Eyeing the technology talent gap.
As we continue to evolve as an industry and redefine standards, there is one glaring challenge facing us all -- the IT talent gap. Over the next 10 years, for every computer science college graduate, there will be two technology positions available. The number of technology professionals simply isn't matching up to the need and demand for this critical talent.
Of particular concern within this talent gap is the disparity between men and women in the field. During our 2013 CIO survey, 61% of respondents acknowledged they believe women are under-represented in their IT departments.
These numbers line up with statistical data that shows an 11% decrease in the number of women IT professionals between 1996 and 2012. The numbers are alarming.
Taking steps in the right direction.
Harvey Nash has recognized the need for more diversity in IT, and we are extremely committed to supporting and encouraging women in pursuit of their IT career goals. Starting in 2005 with our Executive Women in IT Networking Group in Chicago, we began developing and launching programs designed to both address (and solve) the IT talent gap, while simultaneously nurturing careers for women in technology.
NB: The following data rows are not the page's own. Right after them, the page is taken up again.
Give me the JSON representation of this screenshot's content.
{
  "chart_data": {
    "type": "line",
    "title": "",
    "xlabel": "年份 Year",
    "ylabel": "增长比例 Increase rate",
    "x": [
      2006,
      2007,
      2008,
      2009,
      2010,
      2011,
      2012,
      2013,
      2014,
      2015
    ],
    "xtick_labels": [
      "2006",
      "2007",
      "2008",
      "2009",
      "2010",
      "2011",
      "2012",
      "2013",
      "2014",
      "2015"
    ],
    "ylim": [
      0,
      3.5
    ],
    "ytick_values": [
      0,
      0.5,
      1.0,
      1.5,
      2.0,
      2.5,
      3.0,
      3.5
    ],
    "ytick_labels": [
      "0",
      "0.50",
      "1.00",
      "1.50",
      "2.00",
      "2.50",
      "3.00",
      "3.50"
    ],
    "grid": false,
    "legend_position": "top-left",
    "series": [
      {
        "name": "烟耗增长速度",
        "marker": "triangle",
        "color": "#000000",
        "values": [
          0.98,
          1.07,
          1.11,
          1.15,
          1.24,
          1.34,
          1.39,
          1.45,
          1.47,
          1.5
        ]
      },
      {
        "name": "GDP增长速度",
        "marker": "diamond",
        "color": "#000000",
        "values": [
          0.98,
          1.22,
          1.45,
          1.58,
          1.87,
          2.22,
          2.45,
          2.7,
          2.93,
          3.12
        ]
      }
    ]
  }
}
We have a lot going on when it comes to supporting today's tech talent (and encouraging tomorrow's!). We've just launched a new web page dedicated to our women in technology programs, but here is a rundown of some of the programs here in the US:
* Executive Women in IT Networking Group - Back in 2005, a small group of women IT leaders in Chicago started getting together regularly to talk about career challenges in IT -- including a key member of our team here at Harvey Nash. Fast forward nine years and you have a dynamic group of more than 150 women IT executives meeting regularly to offer support, encouragement and career advice to promote and retain women in senior technology roles. Due to this group's incredible success, we are looking to replicate the model in other technology hotbeds across the US.
* ARA - Designed to Attract, Retain and Advance women in technology, ARA was conceived after members of the original Executive Women in IT Networking Group realized that there was still a striking need for this type of organization supporting up and coming women in IT. Through mentoring programs and a range of events, ARA brings senior and junior women in IT together in support of successful technology careers.
* Harvey Nash Tech Women of Tomorrow - Addressing the IT talent gap -- and encouraging women in IT -- requires encouragement and support at all levels of a career. That includes before IT careers even truly begin. With Tech Women of Tomorrow, Harvey Nash is partnering with high schools to encourage and support young women in their senior years of high school in pursuit of math, science and technology courses. Through the Tech Women of Tomorrow program, we hope to demystify what a career in IT really looks like, and provide realistic expectations of key roles young women may land upon successfully completing their college education in computer science.
Through these programs, we hope to continually support and encourage diversity in the field of information technology we are so lucky to work in. Additionally, by doing our part, we expect to keep moving toward a full closing of that IT talent gap that faces many organizations.